Inheritance
In the article on encapsulation, you saw how a class defines data which it
encapsulates and provides member methods and properties that can manipulate this
data.
Encapsulation is a great principle because it enables us to always maintain
strict control over the way data is manipulated. In the real world however, that
principle is not enough. A class may need to evolve in some way.
Historically, the software industry suffered from problems that stemmed from the
re-use and modification of source code. In the early days, reuse of code usually
meant copying the source code from an earlier program, modifying it and then
adding to it so that it might perform the new tasks. This was problematic on two
levels. Firstly, software source code is just text, and text can be modified for
good or for bad. A programmer is equally capable of writing a new and original
bug as they are of modifying perfectly good source code to include a new and
annoying bug. Secondly, source code as a commodity for resale in an increasingly
commercial world opened publishers of software to problems of blatant
intellectual property theft because, to sell source code is to give away all
your industrial secrets.
The object, defined by classes as you have seen previously, provides a way to
package behaviour along with data and, due to some ground breaking work by
Ole-Johan Dahl and Kristen Nygaard of the Norwegian Computing Center in 1967, an
object can be created which reuses the data and behaviour of a previously
defined class and, through inheritance, enables the new class to maintain the
original behaviour while add its own.
Subclass
In the article on encapsulation, you saw a class that stored the name and address
of a person. This is a very common thing to do so to reuse the software that
enables us to store and manipulate names and addresses would be highly
desirable. Many records require this information but may wish to add to that as
well. For example, a bank might wish to associate an account number and balance
with the same data to define a bank account or a shop may want to associate the
person with a list of purchases and a telephone number to create a customer
record.
Software inheritance enables us to do exactly this. Languages such as C#, C++,
Java, Visual Basic and many others enable us to reuse an existing class such
that we inherit the behaviours and data of the original while still allowing us
to express the new ideas and algorithms that we need.

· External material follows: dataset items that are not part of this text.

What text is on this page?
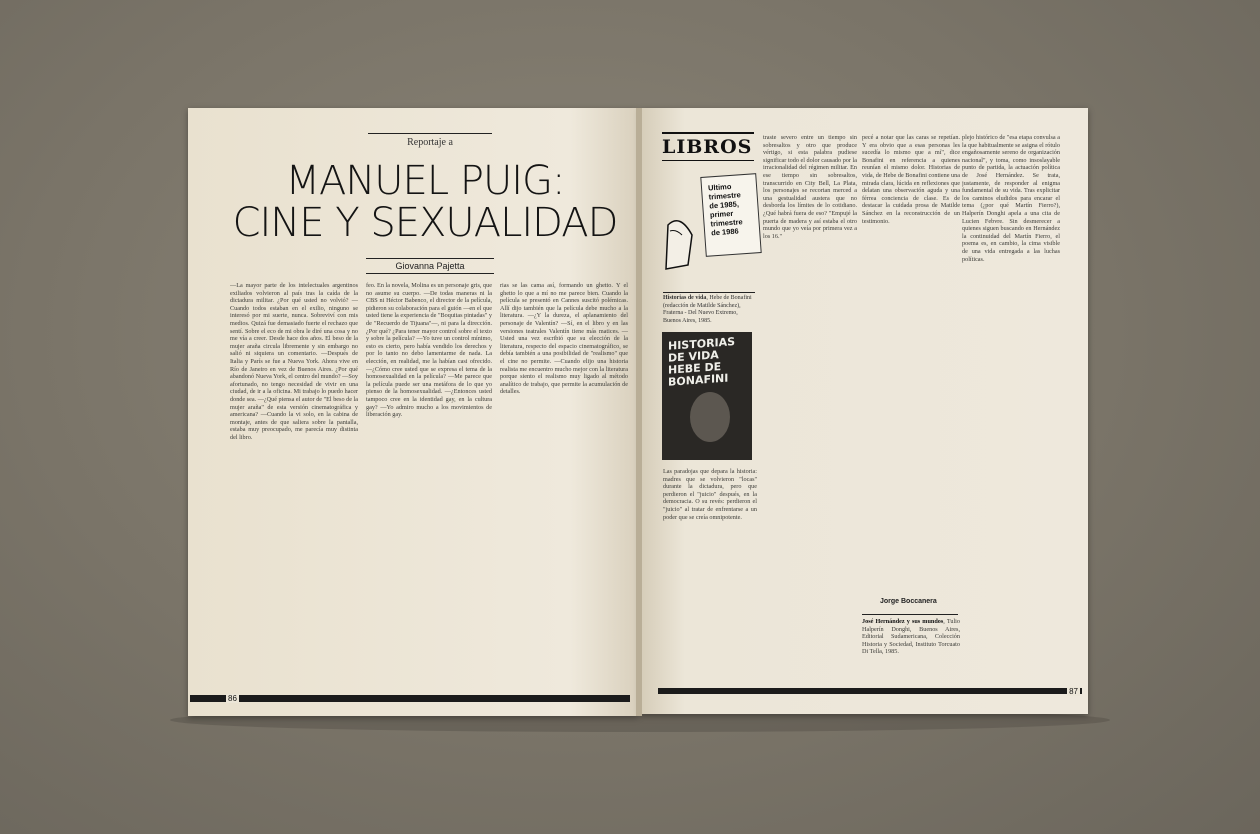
Reportaje a
MANUEL PUIG:
CINE Y SEXUALIDAD
Giovanna Pajetta
—La mayor parte de los intelectuales argentinos exiliados volvieron al país tras la caída de la dictadura militar. ¿Por qué usted no volvió? —Cuando todos estaban en el exilio, ninguno se interesó por mi suerte, nunca. Sobreviví con mis medios. Quizá fue demasiado fuerte el rechazo que sentí. Sobre el eco de mi obra le diré una cosa y no me vía a creer. Desde hace dos años. El beso de la mujer araña circula libremente y sin embargo no salió ni siquiera un comentario. —Después de Italia y París se fue a Nueva York. Ahora vive en Río de Janeiro en vez de Buenos Aires. ¿Por qué abandonó Nueva York, el centro del mundo? —Soy afortunado, no tengo necesidad de vivir en una ciudad, de ir a la oficina. Mi trabajo lo puedo hacer donde sea. —¿Qué piensa el autor de "El beso de la mujer araña" de esta versión cinematográfica y americana? —Cuando la vi solo, en la cabina de montaje, antes de que saliera sobre la pantalla, estaba muy preocupado, me parecía muy distinta del libro.
feo. En la novela, Molina es un personaje gris, que no asume su cuerpo. —De todas maneras ni la CBS ni Héctor Babenco, el director de la película, pidieron su colaboración para el guión —en el que usted tiene la experiencia de "Boquitas pintadas" y de "Recuerdo de Tijuana"—, ni para la dirección. ¿Por qué? ¿Para tener mayor control sobre el texto y sobre la película? —Yo tuve un control mínimo, esto es cierto, pero había vendido los derechos y por lo tanto no debo lamentarme de nada. La elección, en realidad, me la habían casi ofrecido. —¿Cómo cree usted que se expresa el tema de la homosexualidad en la película? —Me parece que la película puede ser una metáfora de lo que yo pienso de la homosexualidad. —¿Entonces usted tampoco cree en la identidad gay, en la cultura gay? —Yo admiro mucho a los movimientos de liberación gay.
rias se las cama así, formando un ghetto. Y el ghetto lo que a mí no me parece bien. Cuando la película se presentó en Cannes suscitó polémicas. Allí dijo también que la película debe mucho a la literatura. —¿Y la dureza, el aplanamiento del personaje de Valentín? —Sí, en el libro y en las versiones teatrales Valentín tiene más matices. —Usted una vez escribió que su elección de la literatura, respecto del espacio cinematográfico, se debía también a una posibilidad de "realismo" que el cine no permite. —Cuando elijo una historia realista me encuentro mucho mejor con la literatura porque siento el realismo muy ligado al método analítico de trabajo, que permite la acumulación de detalles.
86
LIBROS
Ultimo trimestre de 1985, primer trimestre de 1986
Historias de vida, Hebe de Bonafini (redacción de Matilde Sánchez), Fraterna - Del Nuevo Extremo, Buenos Aires, 1985.
HISTORIAS DE VIDA HEBE DE BONAFINI
Las paradojas que depara la historia: madres que se volvieron "locas" durante la dictadura, pero que perdieron el "juicio" después, en la democracia. O su revés: perdieron el "juicio" al tratar de enfrentarse a un poder que se creía omnipotente.
traste severo entre un tiempo sin sobresaltos y otro que produce vértigo, si esta palabra pudiese significar todo el dolor causado por la irracionalidad del régimen militar. En ese tiempo sin sobresaltos, transcurrido en City Bell, La Plata, los personajes se recortan merced a una gestualidad austera que no desborda los límites de lo cotidiano. ¿Qué habrá fuera de eso? "Empujé la puerta de madera y así estaba el otro mundo que yo veía por primera vez a los 16."
pecé a notar que las caras se repetían. Y era obvio que a esas personas les sucedía lo mismo que a mí", dice Bonafini en referencia a quienes reunían el mismo dolor. Historias de vida, de Hebe de Bonafini contiene una mirada clara, lúcida en reflexiones que delatan una observación aguda y una férrea conciencia de clase. Es de destacar la cuidada prosa de Matilde Sánchez en la reconstrucción de un testimonio.
Jorge Boccanera
José Hernández y sus mundos, Tulio Halperín Donghi, Buenos Aires, Editorial Sudamericana, Colección Historia y Sociedad, Instituto Torcuato Di Tella, 1985.
plejo histórico de "esa etapa convulsa a la que habitualmente se asigna el rótulo engañosamente sereno de organización nacional", y toma, como insoslayable punto de partida, la actuación política de José Hernández. Se trata, justamente, de responder al enigma fundamental de su vida. Tras explicitar los caminos eludidos para encarar el tema (¿por qué Martín Fierro?), Halperín Donghi apela a una cita de Lucien Febvre. Sin desmerecer a quienes siguen buscando en Hernández la continuidad del Martín Fierro, el poema es, en cambio, la cima visible de una vida entregada a las luchas políticas.
87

Classes which take part in these "family trees" of objects have a relationship
to one another. A class which takes on the behaviours of another is called a
derived class or a subclass. The class from
which the subclass inherits its software DNA is called the base
class or the superclass.
Example of simple inheritance
The class shown below has a single member. A string called Name. We can create
an instance of this class, set the name and get the value stored back again at a
later time.
public class
BaseClass
{
public string
Name { get; set;
}
}
Using the class is accomplished like so:
//Create an instance of the class
BaseClass bc=new
BaseClass();
//Set the Name string
bc.Name="Fred";
//Read the Name string out and print it on the console
Console.WriteLine(bc.Name);
Now, a second class can be created which "inherits" the capabilities of the base
class. Note how the derived class nominates the base class in its declaration.
public class
DerivedClass :
BaseClass
{
public int
Age { get; set;
}
}
Using the derived class in a similar manner, you see that the age value can be
set as you might expect. Also, the DerivedClass object has a Name property which
can be set and read showing the the capabilities of the base class have been
inherited.
//Create an instance of the derived class
DerivedClass dc = new
DerivedClass();
//Set the age
dc.Age=10;
//Write it out to the console
Console.WriteLine(dc.Age);
//We can also set the Name, even though DerivedClass
doesn't define that property
dc.Name="Jim";
//And use the name as we did in the base class
Console.WriteLine(dc.Name);
You can also see from this screenshot, that Visual Studio understands that
DerivedClass instance has both Age and Name properties and that the Name
property comes from the base class.

Summary
In this article you have seen that a class may be used as the basis for a more
evolved or derived class that inherits the behaviour of its ancestor. The chain
of inheritance can be arbitrarily long such that a new class could nominate a
derived class as its base, thereby inheriting many charactristics from older
classes.
Inheritance is the mechanism whereby a class becomes a reusable commodity.